Archive for December, 2009

What Women Want

Monday, December 14th, 2009

Guys, pay attention. Some of you have asked me this question, and some of you just need to hear this. Before you go out and buy your wife a vacuum cleaner for Christmas and then scratch your head when she wears her flannel chastity belt to bed on Christmas night, I’m going to answer that age old question: What do women want?
The #1 complaint about husbands among my friends married for more than 5 years is lack of attention. A man thinks that since he told her he loves her, bought her a ring, married her for heaven’s sake, got her a house, gave her children, mowed the lawn and took out the garbage, she should know he loves her. He wouldn’t do those things if he didn’t.
Sorry, men. DOING LOVE IS NOT ENOUGH. Women need to hear it. Sincerely and often. They need, especially after babies and weight gain and gray hair and cellulite, to feel desired. This is not just i love you and a peck on the cheek on the way out the door, or sleepy sex when you’re both worn out and in a hurry. She needs to feel that you are still turned on by her, that she’s still the only woman you want, even if she’s tired or old or fat, etc. She needs to be touched when you aren’t in bed. She needs whispered promises and longing eye contact.
To feel beautiful if only in your eyes.
Your woman wants to know that you can still see her. Not the mother, not the good wife, but the woman you fell in love with. And in the times when you can’t see her that way anymore, you need to find her again. Date her, leave her notes, court her, and you’ll fall in love again, because the woman you loved is still there behind the wife and mother that hide her. If you keep looking for her all your life, your reward will be a wife who will give you anything you want, whenever you want it, for the rest of your life. Because that’s all she really wants, for Christmas and the whole rest of the year.

The Tip of the Day

Monday, December 7th, 2009

Who invented tipping? How did such a silly system get started, who makes the rules, and why are they in charge of my money? I’d love to know who “they” are so I can ask some questions that never seem to be answered.

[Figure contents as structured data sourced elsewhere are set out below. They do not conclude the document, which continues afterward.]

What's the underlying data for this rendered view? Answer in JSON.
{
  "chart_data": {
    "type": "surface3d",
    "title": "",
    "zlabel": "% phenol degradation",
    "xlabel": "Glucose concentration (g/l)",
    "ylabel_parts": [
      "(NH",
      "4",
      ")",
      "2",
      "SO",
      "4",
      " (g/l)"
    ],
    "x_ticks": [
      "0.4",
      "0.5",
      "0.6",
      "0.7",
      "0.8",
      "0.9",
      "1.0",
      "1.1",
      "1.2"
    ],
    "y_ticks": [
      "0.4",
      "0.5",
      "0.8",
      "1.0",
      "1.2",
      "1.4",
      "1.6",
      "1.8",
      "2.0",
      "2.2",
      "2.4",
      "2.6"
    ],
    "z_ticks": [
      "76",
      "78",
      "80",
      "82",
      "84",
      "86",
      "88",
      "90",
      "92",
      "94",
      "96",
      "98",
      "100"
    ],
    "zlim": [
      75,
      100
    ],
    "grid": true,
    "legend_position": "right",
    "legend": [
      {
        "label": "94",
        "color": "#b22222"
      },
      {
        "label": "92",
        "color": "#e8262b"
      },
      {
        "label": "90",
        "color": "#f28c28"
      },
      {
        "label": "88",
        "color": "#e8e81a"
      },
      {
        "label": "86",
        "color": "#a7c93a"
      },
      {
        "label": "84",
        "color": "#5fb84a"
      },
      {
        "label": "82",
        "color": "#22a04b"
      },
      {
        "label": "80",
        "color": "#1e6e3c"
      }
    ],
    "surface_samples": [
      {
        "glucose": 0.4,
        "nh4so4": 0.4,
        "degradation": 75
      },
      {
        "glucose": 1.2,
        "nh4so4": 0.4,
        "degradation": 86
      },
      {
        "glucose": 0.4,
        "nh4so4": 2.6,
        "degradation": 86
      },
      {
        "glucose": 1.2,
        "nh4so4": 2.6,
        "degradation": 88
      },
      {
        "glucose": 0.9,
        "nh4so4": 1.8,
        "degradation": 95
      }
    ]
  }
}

Who gets tipped? Who decided who gets tipped? You tip the waitress, but not the cook. Tip your hairdresser but not if she owns the salon. Tip the paperboy, but what if you pay your bill by mail? I never see the paperboy. If he gets no tip, he won’t know if it’s because he leaves the paper in the bushes every day or if I’m just cheap. I never have a chance to tell him.

Cab drivers get tipped. Bus drivers don’t. Bus drivers have a harder job! And what if the cab driver owns his cab, is that like the hairdresser who owns the salon? How would you know if he owned the cab?

When I was a waitress, a hundred years ago, we expected a ten percent tip. We were very happy when we got fifteen percent and anything higher was like Christmas. Dinner for four might be around $20, and if we got $2 that was fine. Now, dinner for four at the same kind of place is probably $40, and a $4 tip would equal the percentage we got back then. Dinner is twice as much, the waitress gets twice the tip. But the wait staff expects $6 to $8 instead. Inflation, they say. But if food prices are inflated, tips are automatically higher at the same percentage. Why did the percentage increase?

And why do we tip based on the check anyway? I have had dinner recently with the same friend at the same restaurant several times. One evening, we had steaks and appetizers, and the meal was fairly expensive. More recently, we had sandwiches, and our bill was less than half what we’d paid before. We were in the same restaurant, in the same room, the waitress did the same amount of work waiting on us, and we stayed about the same length of time. So one evening, she earned $4 for waiting on us, while another she earned $8, and the only difference was the type of food she carried out to us. Not only is that senseless to me, it’s unfair to her! While we sat at her table in the crowded room, other diners came in and ordered expensive meals, but she missed the bigger tips because we weren’t that hungry. Why don’t we tip based on length of time at the table or how many trips the wait staff makes to refill glasses and bread and get your steak cooked correctly? (Actually, I do base my tip on these things. Why doesn’t everyone?)

I don’t want to search for the sign that says not to tip the valet, or figure out how many bags I have to know what to tip the bellman. I don’t want to decide if the doorman has done enough to merit a tip or just a thank you, and what do I do with the concierge? People, let’s rebel! There is enough anxiety in the world. We should be enjoying the strolling violinist, not thinking about whether we have to tip him. If Congress wants to pass a helpful wage law, how about one that makes businesses pay people who work for them and outlaws tipping? It’s always right to smile and thank someone for good service. It’s extra nice to send a note to management complimenting an employee who has provided excellent service. Let’s spare them the insult of not being tipped correctly by someone who couldn’t decide what tip was expected!